アル中の脳内日記

アル中親父による一人雑談ブログ

狭山の黒い闇に触れる 603

【公判調書1888丁〜】

                  「第三十九回公判調書(供述)」⑬

証人=小堀二郎(三十八歳・埼玉県警察本部刑事部鑑識課勤務)

                                         *

植木弁護人=「そこに添付されている写真は全部あなたが撮った写真」

証人=「はい。字が違いますが」

植木弁護人=「小沼と書いてあるが」

証人=「私です」

植木弁護人=「あなたの、要するに名前を間違えて記載してあるというわけですね」

証人=「そうです」

植木弁護人=「この時は実際には何人で行かれましたか」

証人=「ちょっと、何回も捜索しているので人員は分かりませんですね、記憶にないです」

植木弁護人=「この写真の第二号を見ますと、石川六造さんという人が万年筆を持ったところを写してるんですね、これはどういうわけでこの写真を撮ったか覚えてますか」

証人=「これは立会人か何かになったと思うんですが」

植木弁護人=「立会人になったことはなったかも知れないが、それだけではこういう写真を撮る理由になりませんでしょう」

証人=「これも検証官の指示じゃないでしょうか」

植木弁護人=「あなた傍におられたんだから、どういうわけでそういう指示をしたか、どういうわけでこういう写真を撮るようになったか」

証人=「それはわかりません」

植木弁護人=「あなた自身それを判断できる状態ではなかったんでしょうか」

証人=「やはり指示ですから、判断はこれはあとの問題だと思います」

植木弁護人=「指示した人の判断がどうであったかということじゃなくて、あなた自身の理解としてどういうわけでそういう撮影を命ぜられたかは、あなた自身でも理解出来るわけですね、状況を。
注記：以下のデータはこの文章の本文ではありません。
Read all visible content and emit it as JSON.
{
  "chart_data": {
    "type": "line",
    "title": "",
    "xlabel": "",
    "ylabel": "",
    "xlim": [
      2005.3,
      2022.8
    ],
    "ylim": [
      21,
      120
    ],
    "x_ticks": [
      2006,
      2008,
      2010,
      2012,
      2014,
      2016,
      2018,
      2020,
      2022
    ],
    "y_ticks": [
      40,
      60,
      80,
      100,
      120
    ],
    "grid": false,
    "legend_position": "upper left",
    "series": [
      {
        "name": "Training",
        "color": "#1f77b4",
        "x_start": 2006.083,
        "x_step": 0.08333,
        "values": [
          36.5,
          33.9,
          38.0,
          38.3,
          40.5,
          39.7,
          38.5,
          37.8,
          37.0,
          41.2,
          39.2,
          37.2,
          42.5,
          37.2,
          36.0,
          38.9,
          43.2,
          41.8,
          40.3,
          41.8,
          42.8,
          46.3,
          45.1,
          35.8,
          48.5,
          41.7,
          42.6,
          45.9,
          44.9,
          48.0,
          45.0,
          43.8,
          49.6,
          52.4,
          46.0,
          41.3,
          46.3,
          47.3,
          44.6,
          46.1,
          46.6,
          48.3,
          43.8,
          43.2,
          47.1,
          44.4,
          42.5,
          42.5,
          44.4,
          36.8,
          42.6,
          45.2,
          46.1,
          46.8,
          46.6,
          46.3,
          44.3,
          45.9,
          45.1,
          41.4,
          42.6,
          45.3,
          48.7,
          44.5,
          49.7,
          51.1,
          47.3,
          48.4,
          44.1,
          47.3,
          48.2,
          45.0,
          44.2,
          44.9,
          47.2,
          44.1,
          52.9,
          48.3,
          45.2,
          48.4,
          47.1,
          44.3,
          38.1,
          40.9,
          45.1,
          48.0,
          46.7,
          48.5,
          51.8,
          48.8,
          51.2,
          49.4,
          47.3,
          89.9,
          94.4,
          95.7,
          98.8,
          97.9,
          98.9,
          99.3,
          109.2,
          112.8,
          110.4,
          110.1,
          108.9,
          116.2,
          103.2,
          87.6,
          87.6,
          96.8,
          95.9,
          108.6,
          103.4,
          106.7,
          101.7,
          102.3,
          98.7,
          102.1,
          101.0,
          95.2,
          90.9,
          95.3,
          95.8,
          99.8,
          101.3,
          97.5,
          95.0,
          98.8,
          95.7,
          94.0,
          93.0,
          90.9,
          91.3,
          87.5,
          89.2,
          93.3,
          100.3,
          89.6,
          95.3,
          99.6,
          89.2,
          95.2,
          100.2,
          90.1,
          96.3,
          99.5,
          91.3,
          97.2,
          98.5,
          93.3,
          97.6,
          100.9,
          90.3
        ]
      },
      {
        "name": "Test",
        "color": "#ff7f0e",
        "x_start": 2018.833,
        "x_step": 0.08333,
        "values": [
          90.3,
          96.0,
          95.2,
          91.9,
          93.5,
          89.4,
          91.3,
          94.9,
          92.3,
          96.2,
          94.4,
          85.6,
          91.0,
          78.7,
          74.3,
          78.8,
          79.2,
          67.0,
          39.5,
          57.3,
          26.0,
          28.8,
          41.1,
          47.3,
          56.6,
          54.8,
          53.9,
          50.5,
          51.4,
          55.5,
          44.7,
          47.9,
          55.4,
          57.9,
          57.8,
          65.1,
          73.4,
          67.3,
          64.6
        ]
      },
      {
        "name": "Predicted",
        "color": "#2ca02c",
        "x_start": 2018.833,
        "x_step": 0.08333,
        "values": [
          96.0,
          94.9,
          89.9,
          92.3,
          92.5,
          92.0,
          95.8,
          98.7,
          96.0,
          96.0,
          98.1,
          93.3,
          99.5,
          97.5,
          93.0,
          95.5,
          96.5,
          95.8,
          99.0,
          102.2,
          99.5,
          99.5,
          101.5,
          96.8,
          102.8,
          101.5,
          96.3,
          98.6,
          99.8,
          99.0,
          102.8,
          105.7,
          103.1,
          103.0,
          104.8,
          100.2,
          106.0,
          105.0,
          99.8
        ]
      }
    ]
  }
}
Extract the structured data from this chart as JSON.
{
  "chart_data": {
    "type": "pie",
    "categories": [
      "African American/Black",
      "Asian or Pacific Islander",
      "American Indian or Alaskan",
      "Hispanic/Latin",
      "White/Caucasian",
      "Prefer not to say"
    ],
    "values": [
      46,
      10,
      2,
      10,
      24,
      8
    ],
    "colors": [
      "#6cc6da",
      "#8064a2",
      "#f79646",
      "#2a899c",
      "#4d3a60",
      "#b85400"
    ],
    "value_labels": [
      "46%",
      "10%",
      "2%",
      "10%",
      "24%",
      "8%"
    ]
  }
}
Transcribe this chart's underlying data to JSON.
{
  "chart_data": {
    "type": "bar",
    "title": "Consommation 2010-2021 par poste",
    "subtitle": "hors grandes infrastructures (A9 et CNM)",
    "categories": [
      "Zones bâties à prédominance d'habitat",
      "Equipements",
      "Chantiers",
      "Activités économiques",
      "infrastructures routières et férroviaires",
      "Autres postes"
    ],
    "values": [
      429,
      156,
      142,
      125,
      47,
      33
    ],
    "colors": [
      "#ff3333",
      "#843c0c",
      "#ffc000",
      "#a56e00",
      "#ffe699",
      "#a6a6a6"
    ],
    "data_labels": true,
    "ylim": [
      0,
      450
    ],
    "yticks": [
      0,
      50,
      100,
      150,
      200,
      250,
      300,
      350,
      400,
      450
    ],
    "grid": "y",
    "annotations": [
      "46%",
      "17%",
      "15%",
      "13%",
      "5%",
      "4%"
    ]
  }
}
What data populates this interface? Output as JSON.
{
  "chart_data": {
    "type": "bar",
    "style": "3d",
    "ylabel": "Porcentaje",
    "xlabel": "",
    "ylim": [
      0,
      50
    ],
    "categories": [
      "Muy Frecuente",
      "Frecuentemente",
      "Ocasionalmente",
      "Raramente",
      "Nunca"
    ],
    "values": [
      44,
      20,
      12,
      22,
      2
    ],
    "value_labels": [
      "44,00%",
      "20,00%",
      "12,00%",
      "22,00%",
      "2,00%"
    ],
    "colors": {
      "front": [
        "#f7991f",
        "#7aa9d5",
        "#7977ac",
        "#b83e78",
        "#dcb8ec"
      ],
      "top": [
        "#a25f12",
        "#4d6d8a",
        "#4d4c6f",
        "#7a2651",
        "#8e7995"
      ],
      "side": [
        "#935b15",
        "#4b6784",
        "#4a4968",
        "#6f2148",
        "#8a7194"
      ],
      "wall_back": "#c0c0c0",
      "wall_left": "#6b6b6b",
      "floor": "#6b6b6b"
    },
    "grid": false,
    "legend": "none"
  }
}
一緒にいるんですから、あなた自身の判断としてどういうわけでこういう写真を撮る必要があったかは理解出来るでしょう」

証人=「六造さんが立会人だったからじゃないですか」

植木弁護人=「立会人だったということは普通の捜索にはみんな立会人になるんですから、この万年筆は発見したという万年筆でしょう」

証人=「そうですね、そこに書いてある・・・・・・」

植木弁護人=「発見した万年筆を別に立会人に持たせて写真を撮る必要は特に普通の場合はないわけでしょう。机の上に置いて撮るとか、あるいは発見した場所に置いて撮るとか、そういうことだって考えられるんだけれども、そういう写真を特に立会人に持たせたというのはどういうわけかと」

証人=「当時の状況はちょっと思い出せません」

植木弁護人=「この写真をずっと見ますと万年筆が発見された場所、つまり捜索に行って発見する前にあった場所ですね、その場所に万年筆が置いてある状況、これ自体のは写真がないんですけれども、これはどうしてでしょうね」

証人=「・・・・・・・・・・・・」

植木弁護人=「一回目だとか二回目の差押調書の写真を見ますと、例えば地下足袋が発見したということになっておりまして、そういう記事があってその収集した後の写真もありますけれども、もともと最初からあった場所の写真も撮ってあるわけですよ、置いてあるそのままの状況のも。そもそも万年筆にはそれがないんで、どうも不思議なんですがね」

証人=「・・・・・・。私もどうもあんまり細かいことについては思い出せないですね」

植木弁護人=「私が質問したようなことはちょっと、確かに変だというような気がしますでしょう」

証人=「そうですねえ」

植木弁護人=「思い出せませんか」

証人=「はい」                                      (以上  沢田伶子)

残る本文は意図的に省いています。